Take your pick as to which misery is worst: The mud-plagued, potholed roads that drive up the costs of doing business, or the border checks with corrupt customs officials seeking alms.  Paying bribes is so common that the African Development Bank report published a table listing the borders where officials are the most corrupt (Ivory Coast-Mali seems to be the prizewinner).

African reformers freely acknowledge such problems. Nigeria’s trade minister, Olusegun Aganga, has publicly lamented that “billions of dollars” and “millions of jobs” have been lost due to the “the fragmentation of Africa in terms of trade.” And some progress is being made. The World Bank noted that Ghana and Nigeria are discussing cuts in bilateral tariffs and otherwise making their cross-border trade flows more efficient. The New Times, a Rwanda newspaper, recently celebrated the fact that roadblocks between Kenya, Rwanda, Uganda, and Burundi had been pared from 30 to 15 (which are still way too many).

Meanwhile, there is still a Sisyphusian quality to poor-on-poor trade disputes, with modest advances matched by threats of retrenchment. South Africa, which by virtue of its relative affluence and stability is the economic leader of southern Africa, has been railing against cheap chickens from Brazil, metal screws from China, and even artificial turf from rival soccer competitors India, Thailand, and Malaysia. When we do these things, we are only following “common sense,” and not indulging in “protectionism,” Pretoria officials insist.

“Common sense” is apparently infecting middle-income countries not above the impulse to close the door behind them. Argentina is now considering stiff tariffs on plywood from Brazil and China. Turkey is in the process of imposing tax hikes on terephthalic acid (useful stuff that goes into plastic bottles and clothing) from more than a dozen trading partners including Indonesia and Brazil. Malaysia has imposed “antidumping duties” on newsprint from the Philippines and Indonesia. For their part, the Indonesians are in the process of “safeguarding” their domestic sorbitol industry (a versatile sweetener) against competitors in Malaysia, India — and curiously, communist North Korea, which isn’t known for offering sweet deals to anyone.

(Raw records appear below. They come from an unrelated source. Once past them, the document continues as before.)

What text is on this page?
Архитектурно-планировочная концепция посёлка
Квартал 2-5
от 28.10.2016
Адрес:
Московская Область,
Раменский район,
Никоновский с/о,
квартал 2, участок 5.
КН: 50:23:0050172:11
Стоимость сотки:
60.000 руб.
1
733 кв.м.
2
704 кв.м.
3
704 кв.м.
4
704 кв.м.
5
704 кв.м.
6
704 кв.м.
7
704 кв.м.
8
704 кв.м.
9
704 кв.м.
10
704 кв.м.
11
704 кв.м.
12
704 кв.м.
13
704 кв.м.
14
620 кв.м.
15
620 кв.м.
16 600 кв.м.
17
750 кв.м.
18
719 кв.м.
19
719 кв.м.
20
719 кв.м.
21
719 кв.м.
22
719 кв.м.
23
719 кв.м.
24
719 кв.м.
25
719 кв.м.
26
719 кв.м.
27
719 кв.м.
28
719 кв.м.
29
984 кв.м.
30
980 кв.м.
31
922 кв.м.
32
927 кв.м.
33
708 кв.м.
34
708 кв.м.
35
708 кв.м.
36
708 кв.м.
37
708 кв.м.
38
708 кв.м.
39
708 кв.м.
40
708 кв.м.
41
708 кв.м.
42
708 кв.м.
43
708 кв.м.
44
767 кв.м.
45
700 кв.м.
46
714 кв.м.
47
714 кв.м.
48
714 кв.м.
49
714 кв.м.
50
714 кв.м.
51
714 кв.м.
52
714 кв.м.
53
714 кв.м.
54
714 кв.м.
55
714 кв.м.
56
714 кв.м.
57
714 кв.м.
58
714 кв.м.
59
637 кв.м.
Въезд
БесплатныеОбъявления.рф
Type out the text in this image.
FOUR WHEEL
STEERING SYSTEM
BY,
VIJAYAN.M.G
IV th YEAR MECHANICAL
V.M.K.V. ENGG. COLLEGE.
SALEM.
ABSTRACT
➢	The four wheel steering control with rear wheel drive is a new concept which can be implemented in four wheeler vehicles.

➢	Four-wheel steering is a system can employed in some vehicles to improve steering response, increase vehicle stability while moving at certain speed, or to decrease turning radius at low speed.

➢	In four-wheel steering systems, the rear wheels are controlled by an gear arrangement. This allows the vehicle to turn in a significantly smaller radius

The ongoing phenomenon of quasi-colonial economic ties has also been a major source of tension — and a major impediment to a Doha-enabling compromise. Countries that were previously extorted for their resources are now receiving preferential treatment from their former colonizers, much to the chagrin of others. Ecuador, a major banana producer, has complained about preferential trade deals France has given its former colonial banana suppliers, notably Cameroon. Mauritius has railed against European farm subsidies, even as it maneuvered to retain its preference to export sugar to the European Union.

Camps are also emerging as blocs of developing countries pit themselves against others. When the Doha talks last went into hibernation (2008), Uruguay and Paraguay were complaining that Indian-led demands, on behalf of 44 poor countries, for continued agricultural protectionism would cripple their exports to Latin neighbors. On the opposite end, Cambodia and Bangladesh’s efforts through Doha to curb the United States’ 15 and 17 percent respective tariff on their garment trade are facing stiff opposition from African countries that already enjoy duty-free access to U.S. apparel markets. 

Economists speak in unison on relatively few issues — one of them being the critical role open trade has played in bringing a billion people out of poverty in the last two decades. And it’s hard to imagine that, without more of the same, another billion will be given the means to live above subsistence in the next two. All the more ironic, then, that poor countries are way too often part of the problem in negotiating trade liberalization, rather than part of the solution. As Pogo, the once-celebrated bard of the newspaper comic strip world put it: “We have met the enemy, and he is us.”